Кроме того, само собой, и лютеранство в доме, разврат, граммофонные песни… Страм молвить – с двумя немками живет. И зверье в клетках, и псарня (днем и ночью – брех, рык, завыванье), а уж медведи… Один всю братию было обожрал да какого страху наделал; другой на столб фонарный влез, (был, был случай!), опять шум на всю улицу…
Ох, много! А все – ништо, все с рук сходит.
Но пуще не было у Кирьяка ненавистного врага, как мерзкая баба-птица, по-ученому названье, – пеликан. Как впервые увидел, так сразу черная мысль запала: не бывать сей уродине, изведу! Да ведь это сказать легко: изведу, а как изведешь, коли она во дворе, а ворота на крепком запоре, а забор такой, что глянешь вверх – скуфейка валится…
В нижней части сада, с речной стороны, малую щелку отыскал в ограде; огольцов-голубятников с Халютинской приговорил за полтину сторожить у забора: как, дескать, тварь носатая в сад сойдет, так в щелку-то пескаря кинуть на приманку, а в пескаре – иголка, ну-к, лапушка, закуси! И что б вы думали, дважды ведь с иголкой заглатывала, окаянная, – ан нет, ничто не берет!
А тем временем к пеликану пеликаниху добыли, пошли они двоечкой гулять, да так славно прижились, от дома – никуда, и стали их без опаски на речку пускать. Тут-то и осенило чернеца обоих извести. Человечек нужный на примете был – с Гамовской улицы мещанинишка непутевый неизвестной фамилии, а прозвище уличное – Стрелок, маленько тронутый, что ли, охотника изображал из себя: ружьишко за плечами, сумка-ягдташ; все бродит, бывало, в летнее время по бережку, все прицеливается по гусям да по уткам, вроде бы пальнуть собирается. Но не бил, опасался, понимал, что от береговых гусятников пощады не жди, шею намнут без милосердия.
Слабость была у него – выпить, и вот этой-то слабостью отец Кирьяк и замыслил воспользоваться. И даже уговор промеж них состоялся: за зелененькую сторговались прикончить пеликанов. Но подкралась осень, захолодало, диковинных птиц загнали во двор, а там вскоре и Дуров со своими «артистами» подался в зимние странствия. Рушилось дело.
– Ах, штоб тебе! – плюнул Кирьяк. – Все равно изведу!

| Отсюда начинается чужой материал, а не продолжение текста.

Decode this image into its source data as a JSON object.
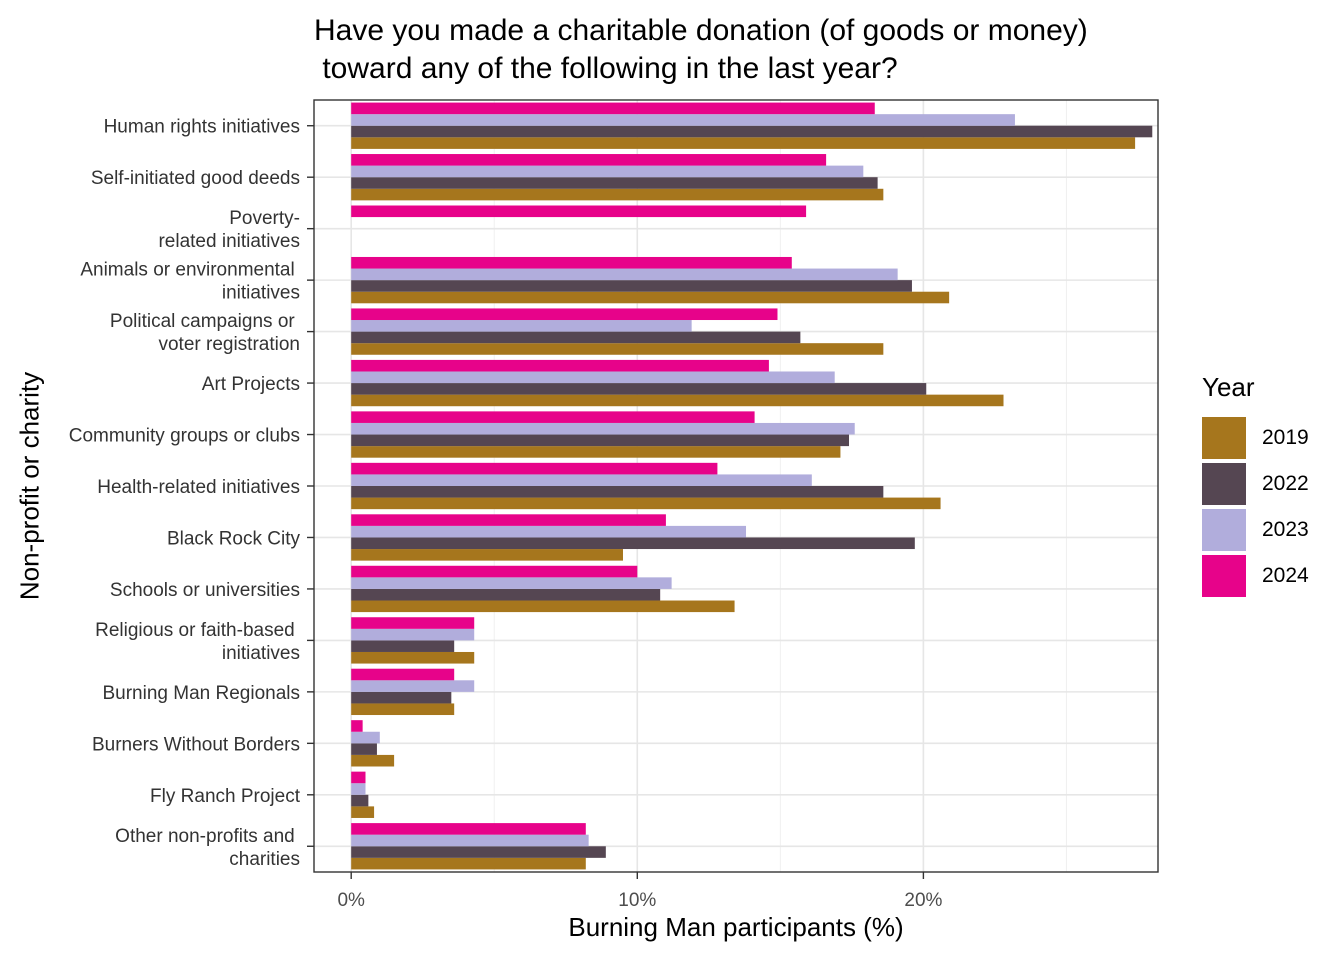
{
  "chart_data": {
    "type": "bar",
    "orientation": "horizontal",
    "title": "Have you made a charitable donation (of goods or money)\n toward any of the following in the last year?",
    "xlabel": "Burning Man participants (%)",
    "ylabel": "Non-profit or charity",
    "xlim": [
      -1.3,
      28.2
    ],
    "x_ticks": [
      0,
      10,
      20
    ],
    "x_tick_labels": [
      "0%",
      "10%",
      "20%"
    ],
    "grid": true,
    "legend_title": "Year",
    "legend_position": "right",
    "categories": [
      "Human rights initiatives",
      "Self-initiated good deeds",
      "Poverty-\nrelated initiatives",
      "Animals or environmental \ninitiatives",
      "Political campaigns or \nvoter registration",
      "Art Projects",
      "Community groups or clubs",
      "Health-related initiatives",
      "Black Rock City",
      "Schools or universities",
      "Religious or faith-based \ninitiatives",
      "Burning Man Regionals",
      "Burners Without Borders",
      "Fly Ranch Project",
      "Other non-profits and \ncharities"
    ],
    "series": [
      {
        "name": "2019",
        "color": "#A6761D",
        "values": [
          27.4,
          18.6,
          null,
          20.9,
          18.6,
          22.8,
          17.1,
          20.6,
          9.5,
          13.4,
          4.3,
          3.6,
          1.5,
          0.8,
          8.2
        ]
      },
      {
        "name": "2022",
        "color": "#554652",
        "values": [
          28.0,
          18.4,
          null,
          19.6,
          15.7,
          20.1,
          17.4,
          18.6,
          19.7,
          10.8,
          3.6,
          3.5,
          0.9,
          0.6,
          8.9
        ]
      },
      {
        "name": "2023",
        "color": "#B1ADDC",
        "values": [
          23.2,
          17.9,
          null,
          19.1,
          11.9,
          16.9,
          17.6,
          16.1,
          13.8,
          11.2,
          4.3,
          4.3,
          1.0,
          0.5,
          8.3
        ]
      },
      {
        "name": "2024",
        "color": "#E7038A",
        "values": [
          18.3,
          16.6,
          15.9,
          15.4,
          14.9,
          14.6,
          14.1,
          12.8,
          11.0,
          10.0,
          4.3,
          3.6,
          0.4,
          0.5,
          8.2
        ]
      }
    ]
  }
}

Между тем в доме произошли перемены: развеселая певунья Лялечка Дурова сделалась госпожою Шевченко.
Это во-первых.
Уважаемая публика по такому случаю ждет, разумеется, свадебных карет, бенгальских хлопушек, звона разбиваемых н а с ч а с т ь е бокалов, криков «горько» и прочих подробностей, обязательных при описании свадеб в богатых домах, могущих позволить себе не только наем карет, но даже и музыкантов, духового, скажем, оркестра из того же клуба приказчиков…
Нет, уважаемые, ничего такого не было, никаких карет, никаких музыкантов, никаких хлопушек.
Всегда шумная Ляля на сей раз тихохонько вышла из дома, в условленном месте встретилась с молодым провизором, и они тайно обвенчались. Об этой их затее знала только Тереза. Анатолий же Леонидович, когда все окончилось и – шуми не шуми, ничего не вернуть, – тогда лишь узнал.
– Ну, ты, я вижу, брат, шустёр! – сказал зятю. – Даром что божье теля с виду…
Тот сдержанно улыбнулся, но в пререкание с тестем вступать не посмел.
И вот именно замужество Лялино и явилось началом упомянутых перемен, из коих главнейшею безусловно надо признать переселение Терезы Ивановны в железнодорожную казенную квартиру Шевченко.
Ни драматические сцены, ни слезы, ни горькие упреки не сопровождали ее решение. Как всегда, строгая и спокойная, она пригласила Анатолия Леонидовича к себе в келью и сообщила ему о своем желании покинуть дом на Мало-Садовой.
– Я так решиль, – твердо сказала Тереза, – и не надо даже немношка говорить… Лялечка будет родить кляйне кинд, и я будет его милый бабушка… Будет пфлеген, – улыбнулась, помолчав, словно вообразив, как она возится с внуком.